10 to Watch 2021 Winner: Save Da Sea Foods

“I want to be the ‘Beyond Meat’ of seafood.”— Aki Kaltenbach, founder of Save Da Sea Foods.

Aki Kaltenbach, founder of Save Da Sea.
Photo by Jeffrey Bosdet.

Sectors: Food, Retail, Sustainability

Year Launched: 2019

Founder: Aki Kaltenbach (pictured above with her son)

Unique Selling Proposition: Plant-based alternatives to seafood.

Product: A vegan seafood substitute made with natural ingredients.

Website: www.savedasea.com

Award sponsor: TELUS Business

Aki Kaltenbach has spent a fair amount of time managing her family’s three Japanese restaurants in Whistler, where fish was a main dish. But as a steadfast vegan, concerned with overfishing, she felt a change was needed.

So two years ago, the marketing whiz set sail with Save Da Sea Foods.

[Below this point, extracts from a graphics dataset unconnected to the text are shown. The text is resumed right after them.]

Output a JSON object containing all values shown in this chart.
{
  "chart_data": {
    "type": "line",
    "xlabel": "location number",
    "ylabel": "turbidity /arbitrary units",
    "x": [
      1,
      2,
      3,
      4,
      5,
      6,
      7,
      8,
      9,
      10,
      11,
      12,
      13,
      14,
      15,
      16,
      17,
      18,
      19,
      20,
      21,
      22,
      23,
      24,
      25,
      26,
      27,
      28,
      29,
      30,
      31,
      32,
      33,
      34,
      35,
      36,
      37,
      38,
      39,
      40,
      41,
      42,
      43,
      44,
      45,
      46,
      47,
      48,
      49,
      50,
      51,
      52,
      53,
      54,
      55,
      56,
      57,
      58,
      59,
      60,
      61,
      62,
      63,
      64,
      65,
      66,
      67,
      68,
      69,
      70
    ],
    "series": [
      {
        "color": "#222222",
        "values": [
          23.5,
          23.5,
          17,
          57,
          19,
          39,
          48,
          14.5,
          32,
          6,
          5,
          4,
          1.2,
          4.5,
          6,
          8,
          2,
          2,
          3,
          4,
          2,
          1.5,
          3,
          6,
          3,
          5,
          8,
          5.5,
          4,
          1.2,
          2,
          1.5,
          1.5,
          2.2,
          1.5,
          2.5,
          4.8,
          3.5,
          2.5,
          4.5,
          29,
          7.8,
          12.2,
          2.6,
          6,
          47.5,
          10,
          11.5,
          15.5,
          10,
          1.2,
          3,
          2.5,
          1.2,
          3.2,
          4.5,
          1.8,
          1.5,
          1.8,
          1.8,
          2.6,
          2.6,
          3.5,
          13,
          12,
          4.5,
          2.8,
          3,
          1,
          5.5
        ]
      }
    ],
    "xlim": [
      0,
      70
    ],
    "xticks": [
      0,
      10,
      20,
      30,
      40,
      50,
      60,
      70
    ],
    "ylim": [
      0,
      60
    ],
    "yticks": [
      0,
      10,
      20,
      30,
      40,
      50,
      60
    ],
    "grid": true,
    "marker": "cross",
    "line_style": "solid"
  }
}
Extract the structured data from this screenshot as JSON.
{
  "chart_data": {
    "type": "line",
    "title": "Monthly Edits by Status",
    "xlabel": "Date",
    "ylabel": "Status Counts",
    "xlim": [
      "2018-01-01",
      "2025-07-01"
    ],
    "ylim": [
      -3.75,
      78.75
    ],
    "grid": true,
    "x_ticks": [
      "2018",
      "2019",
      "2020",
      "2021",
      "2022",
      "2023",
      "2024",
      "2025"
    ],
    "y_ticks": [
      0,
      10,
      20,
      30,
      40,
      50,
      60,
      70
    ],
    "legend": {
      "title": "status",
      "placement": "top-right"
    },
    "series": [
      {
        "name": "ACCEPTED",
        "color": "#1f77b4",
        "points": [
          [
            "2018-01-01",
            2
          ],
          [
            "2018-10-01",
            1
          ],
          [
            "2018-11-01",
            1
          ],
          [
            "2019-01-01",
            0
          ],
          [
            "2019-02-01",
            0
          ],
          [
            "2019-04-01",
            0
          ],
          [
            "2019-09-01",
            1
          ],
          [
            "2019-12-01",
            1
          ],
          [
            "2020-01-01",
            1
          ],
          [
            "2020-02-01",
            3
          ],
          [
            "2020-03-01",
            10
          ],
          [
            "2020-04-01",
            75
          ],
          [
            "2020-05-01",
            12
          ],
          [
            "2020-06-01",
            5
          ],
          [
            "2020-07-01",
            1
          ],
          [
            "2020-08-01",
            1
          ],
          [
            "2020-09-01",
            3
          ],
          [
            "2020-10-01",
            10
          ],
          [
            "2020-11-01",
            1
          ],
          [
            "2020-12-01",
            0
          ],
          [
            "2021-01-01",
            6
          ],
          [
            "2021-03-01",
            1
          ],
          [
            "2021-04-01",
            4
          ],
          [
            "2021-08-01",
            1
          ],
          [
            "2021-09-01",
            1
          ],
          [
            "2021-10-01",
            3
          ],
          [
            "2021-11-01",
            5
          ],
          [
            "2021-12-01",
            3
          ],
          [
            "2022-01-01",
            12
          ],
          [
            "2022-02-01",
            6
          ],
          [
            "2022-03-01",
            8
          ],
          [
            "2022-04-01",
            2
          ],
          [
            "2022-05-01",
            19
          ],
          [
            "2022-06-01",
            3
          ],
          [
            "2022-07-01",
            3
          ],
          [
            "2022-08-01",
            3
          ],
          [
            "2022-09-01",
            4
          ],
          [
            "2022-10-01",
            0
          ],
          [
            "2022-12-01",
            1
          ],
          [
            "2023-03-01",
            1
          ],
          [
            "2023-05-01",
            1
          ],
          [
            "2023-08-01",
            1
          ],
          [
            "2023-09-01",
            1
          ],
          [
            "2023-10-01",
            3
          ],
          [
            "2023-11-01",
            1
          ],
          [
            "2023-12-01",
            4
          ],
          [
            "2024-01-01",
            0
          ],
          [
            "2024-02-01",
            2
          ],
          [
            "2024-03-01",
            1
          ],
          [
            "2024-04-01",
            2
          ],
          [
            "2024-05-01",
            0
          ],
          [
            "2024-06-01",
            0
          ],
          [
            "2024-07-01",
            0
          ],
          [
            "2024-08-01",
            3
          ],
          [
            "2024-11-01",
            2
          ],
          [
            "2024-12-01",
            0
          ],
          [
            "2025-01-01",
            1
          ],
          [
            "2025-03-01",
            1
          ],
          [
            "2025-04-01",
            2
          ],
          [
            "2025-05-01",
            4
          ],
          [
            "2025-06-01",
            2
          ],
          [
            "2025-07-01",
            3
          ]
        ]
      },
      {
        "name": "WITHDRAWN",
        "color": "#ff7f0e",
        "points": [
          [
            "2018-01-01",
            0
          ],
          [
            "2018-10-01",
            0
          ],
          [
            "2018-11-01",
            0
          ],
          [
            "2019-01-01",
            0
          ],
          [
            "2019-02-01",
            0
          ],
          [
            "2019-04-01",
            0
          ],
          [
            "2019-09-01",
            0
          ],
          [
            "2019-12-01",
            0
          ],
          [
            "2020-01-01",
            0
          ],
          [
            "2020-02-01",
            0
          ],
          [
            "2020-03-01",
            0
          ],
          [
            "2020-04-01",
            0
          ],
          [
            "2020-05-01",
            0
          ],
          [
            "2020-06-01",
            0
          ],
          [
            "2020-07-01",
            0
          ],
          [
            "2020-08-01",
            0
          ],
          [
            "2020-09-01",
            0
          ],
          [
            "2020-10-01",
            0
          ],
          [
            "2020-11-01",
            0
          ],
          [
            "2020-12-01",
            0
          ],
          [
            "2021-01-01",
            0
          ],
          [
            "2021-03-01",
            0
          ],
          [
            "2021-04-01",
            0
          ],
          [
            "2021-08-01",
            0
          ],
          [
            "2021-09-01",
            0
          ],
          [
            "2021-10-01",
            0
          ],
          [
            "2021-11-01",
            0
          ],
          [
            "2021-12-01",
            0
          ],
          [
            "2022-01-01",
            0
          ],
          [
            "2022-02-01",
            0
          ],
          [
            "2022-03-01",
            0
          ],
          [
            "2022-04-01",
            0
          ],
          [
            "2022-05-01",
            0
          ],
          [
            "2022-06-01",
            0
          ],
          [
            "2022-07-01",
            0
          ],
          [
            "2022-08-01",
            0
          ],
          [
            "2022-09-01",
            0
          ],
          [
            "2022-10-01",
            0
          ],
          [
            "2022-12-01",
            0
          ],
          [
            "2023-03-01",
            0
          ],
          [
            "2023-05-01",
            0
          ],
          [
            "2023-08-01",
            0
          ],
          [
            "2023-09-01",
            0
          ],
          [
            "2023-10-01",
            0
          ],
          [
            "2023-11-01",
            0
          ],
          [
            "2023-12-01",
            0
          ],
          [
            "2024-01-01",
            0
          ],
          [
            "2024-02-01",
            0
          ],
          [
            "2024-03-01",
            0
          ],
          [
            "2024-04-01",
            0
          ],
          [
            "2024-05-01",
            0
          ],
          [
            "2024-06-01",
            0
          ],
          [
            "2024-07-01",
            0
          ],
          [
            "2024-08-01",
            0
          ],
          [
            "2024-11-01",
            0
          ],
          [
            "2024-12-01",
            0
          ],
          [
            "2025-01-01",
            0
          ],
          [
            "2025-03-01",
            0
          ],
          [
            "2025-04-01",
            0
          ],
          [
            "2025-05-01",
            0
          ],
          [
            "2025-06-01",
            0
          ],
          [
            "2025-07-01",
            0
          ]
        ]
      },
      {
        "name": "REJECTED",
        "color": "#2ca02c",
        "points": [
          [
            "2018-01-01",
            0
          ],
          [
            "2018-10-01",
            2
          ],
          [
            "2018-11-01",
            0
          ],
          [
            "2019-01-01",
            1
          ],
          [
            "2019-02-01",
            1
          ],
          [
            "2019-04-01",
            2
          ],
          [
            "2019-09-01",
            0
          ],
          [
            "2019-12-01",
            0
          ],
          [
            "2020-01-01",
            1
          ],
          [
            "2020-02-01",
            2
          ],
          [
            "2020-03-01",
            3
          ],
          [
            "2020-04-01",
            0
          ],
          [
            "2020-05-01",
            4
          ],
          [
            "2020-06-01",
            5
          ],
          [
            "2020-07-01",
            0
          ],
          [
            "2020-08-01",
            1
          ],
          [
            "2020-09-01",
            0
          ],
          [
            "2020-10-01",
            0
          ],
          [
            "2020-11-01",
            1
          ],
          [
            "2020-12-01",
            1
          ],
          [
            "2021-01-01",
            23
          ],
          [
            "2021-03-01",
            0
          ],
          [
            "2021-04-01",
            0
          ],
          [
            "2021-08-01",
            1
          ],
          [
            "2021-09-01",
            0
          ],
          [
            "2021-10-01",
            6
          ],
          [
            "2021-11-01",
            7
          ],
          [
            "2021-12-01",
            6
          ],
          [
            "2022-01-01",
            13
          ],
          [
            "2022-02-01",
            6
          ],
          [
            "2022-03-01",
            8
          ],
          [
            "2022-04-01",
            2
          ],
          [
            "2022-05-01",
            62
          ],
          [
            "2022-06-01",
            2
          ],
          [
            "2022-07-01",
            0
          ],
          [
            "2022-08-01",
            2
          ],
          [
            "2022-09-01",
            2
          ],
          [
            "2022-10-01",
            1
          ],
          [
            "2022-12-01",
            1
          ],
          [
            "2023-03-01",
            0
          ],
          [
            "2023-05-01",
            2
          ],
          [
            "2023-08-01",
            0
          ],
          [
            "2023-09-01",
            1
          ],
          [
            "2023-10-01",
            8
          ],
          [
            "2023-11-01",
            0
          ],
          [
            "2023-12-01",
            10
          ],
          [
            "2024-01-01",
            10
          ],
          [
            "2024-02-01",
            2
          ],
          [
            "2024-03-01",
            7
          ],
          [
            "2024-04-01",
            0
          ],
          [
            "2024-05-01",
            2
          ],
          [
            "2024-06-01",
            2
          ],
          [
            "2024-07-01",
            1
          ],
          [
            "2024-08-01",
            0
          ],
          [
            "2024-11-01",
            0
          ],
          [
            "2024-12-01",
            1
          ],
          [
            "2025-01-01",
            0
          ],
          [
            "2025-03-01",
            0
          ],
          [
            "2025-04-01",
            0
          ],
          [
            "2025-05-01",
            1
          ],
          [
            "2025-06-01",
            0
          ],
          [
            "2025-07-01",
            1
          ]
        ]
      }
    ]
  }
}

Her first product is a vegan smoked salmon, made with carrots and a few other natural ingredients.

“It’s very obvious that plant-based seafood is the next big thing,” Kaltenbach says. With the appearance, texture and taste of salmon lox, it quickly caught on.

And while there are other salmon substitutes, Kaltenbach notes most are highly processed and use colouring.“I came to this from a health perspective,” she says. Still, the impact to the environment and animal welfare draws customers. “People who buy it are driven by different reasons.”

It took Kaltenbach one year to go from the idea to the shelf. “There were constant iterations. The product changed so much,” she says. Thanks to the three Whistler eateries, Kaltenbach was able to test the vegan salmon on willing diners and at trade shows.

“People tried it, not knowing it was plant-based. They were blown away,” she says.

Kaltenbach clearly recalls when she was ready to deliver her first order to Victoria’s The Very Good Butchers. Nine months pregnant, she brought them three cases of the vegan salmon. They ran out in two days and clamoured for more, but Kaltenbach had bigger fish to fry with the birth of her child.

Today, sales have expanded from one store to about 50 retailers in B.C. and Alberta, with a goal of 200 stores in the rest of Canada by the end of this year, followed by a U.S. foray in 2022. Next on Kaltenbach’s menu is a vegan canned-tuna, which she plans to introduce at the end of 2021. “Our vision is to create a world where we no longer need to kill fish,” she says.